Ethiopia announced last week that its economy had grown at a rate of more than 10 percent over the past two years. Official statistics indicate the Horn of Africa country has maintained double-digit growth for nearly a decade.
Ethiopia is not alone among sub-Saharan African nations announcing strong growth figures. Figures supplied by the International Monetary Fund
and The Economist
magazine indicate Africa has surpassed Asia as the fastest growing continent. They predict that seven of the world’s 10 fastest growing economies over the next five years will be in Africa. Ethiopia leads the way, followed by Mozambique, Tanzania, Congo, Ghana, Zambia and Nigeria.

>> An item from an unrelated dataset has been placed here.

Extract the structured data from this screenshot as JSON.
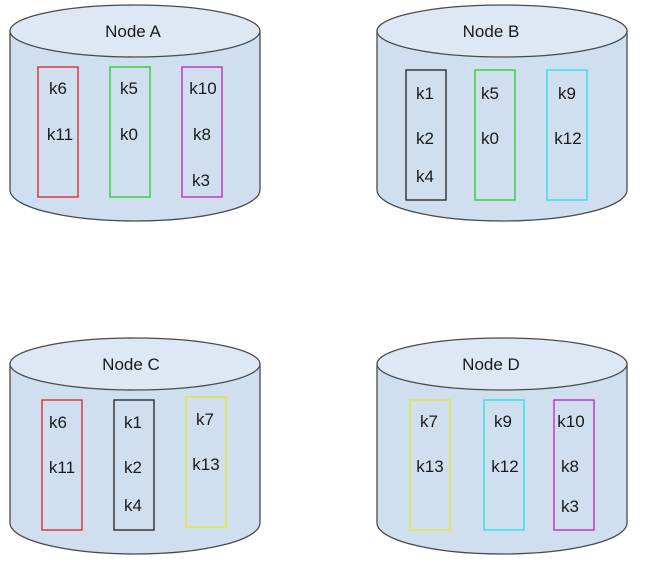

Yet many of these same countries rank among the world’s poorest.
Growth figures are often used to justify calls for bigger development budgets as a way to shrink the gap between rich and poor. Economic historian Morten Jerven of Simon Fraser University in Canada, however, said the data can be deceiving. Jerven told a recent development conference at the John Hopkins University School of Advanced International Studies in Washington that his research shows the numbers often appear to be manipulated, or even made up by governments to produce desired outcomes.
Jerven said statistical offices are under pressure to tell their bosses, and more importantly, potential aid donors, that development programs are working.

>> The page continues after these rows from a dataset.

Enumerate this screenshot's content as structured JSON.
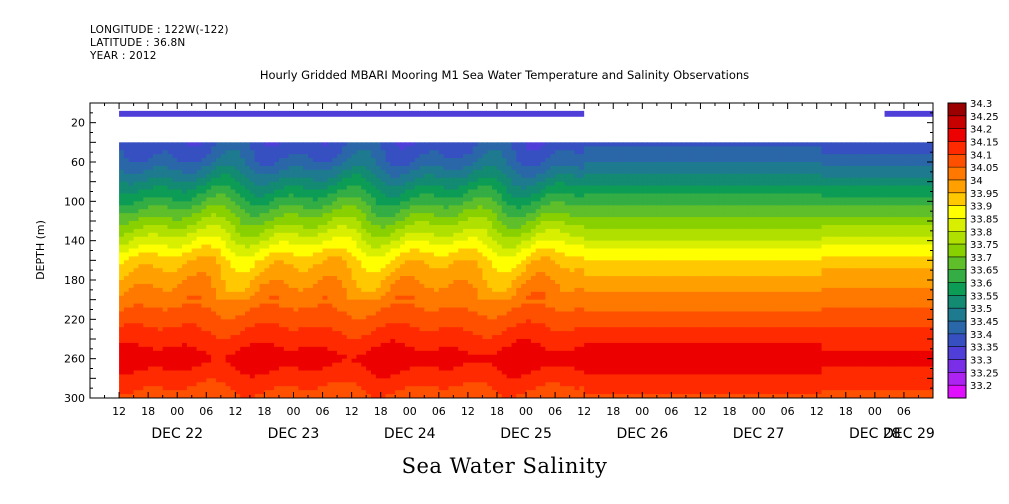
{
  "header": {
    "longitude": "LONGITUDE : 122W(-122)",
    "latitude": "LATITUDE : 36.8N",
    "year": "YEAR : 2012"
  },
  "chart_data": {
    "type": "heatmap",
    "title": "Hourly Gridded MBARI Mooring M1 Sea Water Temperature and Salinity Observations",
    "subtitle": "Sea Water Salinity",
    "ylabel": "DEPTH (m)",
    "xlabel": "",
    "ylim": [
      300,
      0
    ],
    "xlim_hours": [
      0,
      174
    ],
    "y_ticks": [
      20,
      60,
      100,
      140,
      180,
      220,
      260,
      300
    ],
    "x_hour_labels": [
      "12",
      "18",
      "00",
      "06",
      "12",
      "18",
      "00",
      "06",
      "12",
      "18",
      "00",
      "06",
      "12",
      "18",
      "00",
      "06",
      "12",
      "18",
      "00",
      "06",
      "12",
      "18",
      "00",
      "06",
      "12",
      "18",
      "00",
      "06"
    ],
    "x_date_labels": [
      "DEC 22",
      "DEC 23",
      "DEC 24",
      "DEC 25",
      "DEC 26",
      "DEC 27",
      "DEC 28",
      "DEC 29"
    ],
    "colorbar": {
      "levels": [
        34.3,
        34.25,
        34.2,
        34.15,
        34.1,
        34.05,
        34,
        33.95,
        33.9,
        33.85,
        33.8,
        33.75,
        33.7,
        33.65,
        33.6,
        33.55,
        33.5,
        33.45,
        33.4,
        33.35,
        33.3,
        33.25,
        33.2
      ],
      "colors": [
        "#9b0000",
        "#c70000",
        "#ec0000",
        "#ff2a00",
        "#ff5000",
        "#ff7800",
        "#ffa000",
        "#ffc800",
        "#ffff00",
        "#d8f000",
        "#b0e000",
        "#88d000",
        "#5ebf2a",
        "#33ad44",
        "#0c9c55",
        "#138a72",
        "#1e7a8e",
        "#2a67a8",
        "#3650c2",
        "#4f3ed8",
        "#7a2ee8",
        "#ad23f2",
        "#e010ff"
      ]
    },
    "data_window": {
      "data_start_hour": 6,
      "gap_start_hour": 102,
      "resume_hour": 164,
      "shallow_sensor_depth": 10,
      "deep_top_depth": 40
    },
    "depth_profile_mean": [
      {
        "depth": 10,
        "salinity": 33.35
      },
      {
        "depth": 40,
        "salinity": 33.4
      },
      {
        "depth": 60,
        "salinity": 33.45
      },
      {
        "depth": 80,
        "salinity": 33.55
      },
      {
        "depth": 100,
        "salinity": 33.65
      },
      {
        "depth": 120,
        "salinity": 33.75
      },
      {
        "depth": 140,
        "salinity": 33.85
      },
      {
        "depth": 160,
        "salinity": 33.95
      },
      {
        "depth": 180,
        "salinity": 34.0
      },
      {
        "depth": 200,
        "salinity": 34.05
      },
      {
        "depth": 220,
        "salinity": 34.1
      },
      {
        "depth": 240,
        "salinity": 34.15
      },
      {
        "depth": 260,
        "salinity": 34.2
      },
      {
        "depth": 280,
        "salinity": 34.15
      },
      {
        "depth": 300,
        "salinity": 34.1
      }
    ]
  }
}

“There is one big problem, that is, there is always political pressure. In any statistical office in any country in the world, they would know more or less what the number the executive politicians would like to have… if you report a high number you’ll get more support, and if you report a low number you’ll get less support, then clearly one needs to rethink the independence of these data collection procedures,” he said.

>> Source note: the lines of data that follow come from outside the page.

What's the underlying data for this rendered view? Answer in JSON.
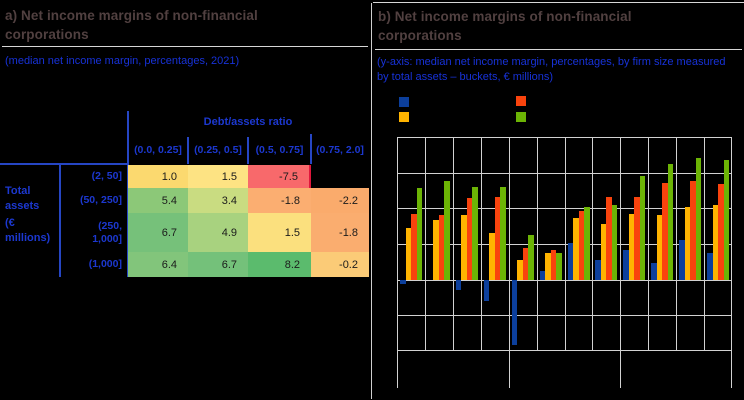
{
  "panel_a": {
    "title": "a) Net income margins of non-financial corporations",
    "subtitle": "(median net income margin, percentages, 2021)",
    "table": {
      "column_group_label": "Debt/assets ratio",
      "row_group_label_1": "Total assets",
      "row_group_label_2": "(€ millions)",
      "columns": [
        "(0.0, 0.25]",
        "(0.25, 0.5]",
        "(0.5, 0.75]",
        "(0.75, 2.0]"
      ],
      "rows": [
        {
          "label": "(2, 50]",
          "cells": [
            {
              "value": "1.0",
              "bg": "#FBD96F"
            },
            {
              "value": "1.5",
              "bg": "#FDE383"
            },
            {
              "value": "-7.5",
              "bg": "#F8696B",
              "accent_border": true
            },
            {
              "value": "",
              "bg": null
            }
          ]
        },
        {
          "label": "(50, 250]",
          "cells": [
            {
              "value": "5.4",
              "bg": "#8CC878"
            },
            {
              "value": "3.4",
              "bg": "#C9DC81"
            },
            {
              "value": "-1.8",
              "bg": "#FBAE71"
            },
            {
              "value": "-2.2",
              "bg": "#FAAB6C"
            }
          ]
        },
        {
          "label": "(250,\n1,000]",
          "cells": [
            {
              "value": "6.7",
              "bg": "#76C17A"
            },
            {
              "value": "4.9",
              "bg": "#A8D27F"
            },
            {
              "value": "1.5",
              "bg": "#FBE07E"
            },
            {
              "value": "-1.8",
              "bg": "#FAAD6F"
            }
          ]
        },
        {
          "label": "(1,000]",
          "cells": [
            {
              "value": "6.4",
              "bg": "#82C57B"
            },
            {
              "value": "6.7",
              "bg": "#74C17A"
            },
            {
              "value": "8.2",
              "bg": "#5BBB6D"
            },
            {
              "value": "-0.2",
              "bg": "#FBCB77"
            }
          ]
        }
      ],
      "accent_border_color": "#E0173C"
    }
  },
  "panel_b": {
    "title": "b) Net income margins of non-financial corporations",
    "subtitle": "(y-axis: median net income margin, percentages, by firm size measured by total assets – buckets, € millions)",
    "legend": [
      {
        "name": "legend-swatch-blue",
        "label": "",
        "color": "#0C3F9C"
      },
      {
        "name": "legend-swatch-amber",
        "label": "",
        "color": "#FFB400"
      },
      {
        "name": "legend-swatch-orange",
        "label": "",
        "color": "#F9430D"
      },
      {
        "name": "legend-swatch-green",
        "label": "",
        "color": "#6CB405"
      }
    ]
  },
  "chart_data": {
    "type": "bar",
    "title": "b) Net income margins of non-financial corporations",
    "xlabel": "",
    "ylabel": "median net income margin, percentages",
    "ylim": [
      -5,
      10
    ],
    "ytick_interval": 2.5,
    "grid": true,
    "axis_labels_visible": false,
    "legend_position": "top-left",
    "categories": [
      "",
      "",
      "",
      "",
      "",
      "",
      "",
      "",
      "",
      "",
      "",
      ""
    ],
    "category_group_sizes": [
      4,
      4,
      4
    ],
    "series": [
      {
        "name": "size-bucket-1",
        "color": "#0C3F9C",
        "values": [
          -0.3,
          0,
          -0.7,
          -1.5,
          -4.6,
          0.6,
          2.6,
          1.4,
          2.1,
          1.2,
          2.8,
          1.9
        ]
      },
      {
        "name": "size-bucket-2",
        "color": "#FFB400",
        "values": [
          3.6,
          4.2,
          4.5,
          3.3,
          1.4,
          1.9,
          4.3,
          3.9,
          4.6,
          4.5,
          5.1,
          5.2
        ]
      },
      {
        "name": "size-bucket-3",
        "color": "#F9430D",
        "values": [
          4.6,
          4.5,
          5.7,
          5.8,
          2.2,
          2.1,
          4.8,
          5.8,
          5.8,
          6.8,
          6.9,
          6.7
        ]
      },
      {
        "name": "size-bucket-4",
        "color": "#6CB405",
        "values": [
          6.4,
          6.9,
          6.5,
          6.5,
          3.1,
          1.9,
          5.1,
          5.2,
          7.3,
          8.1,
          8.5,
          8.4
        ]
      }
    ]
  }
}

Jerven said the inaccuracies are compounded by big international development agencies that compile the data and pass it on, thereby adding their credibility to statistics that often are misleading.
“I point the big finger of blame at the World Bank data group
in this respect. They are one of the main agencies that collect data from national statistical offices and compile them in a big database where they are disseminated. We like to download these statistics from the World Bank and others, and we like to think they mean something. Most of the time they are just guessing, and we are often fooled when we do this,” said Jerven.
The Canadian researcher said that in some cases, statistics that are
"massaged" for political reasons can lead to absurd conclusions.
“In Malawi, where every year since they introduced a fertilizer subsidy, Malawi could report even higher maize production, to the extent that it became ridiculous. It got to be that either Malawians were putting on a huge amount of weight [to consume the amount of maize produced] or the numbers were simply not true,” he said.
Jerven’s study covered Ghana, Nigeria, Kenya, Uganda, Tanzania, Malawi, Zambia and Botswana. Twenty other countries participated through an email survey.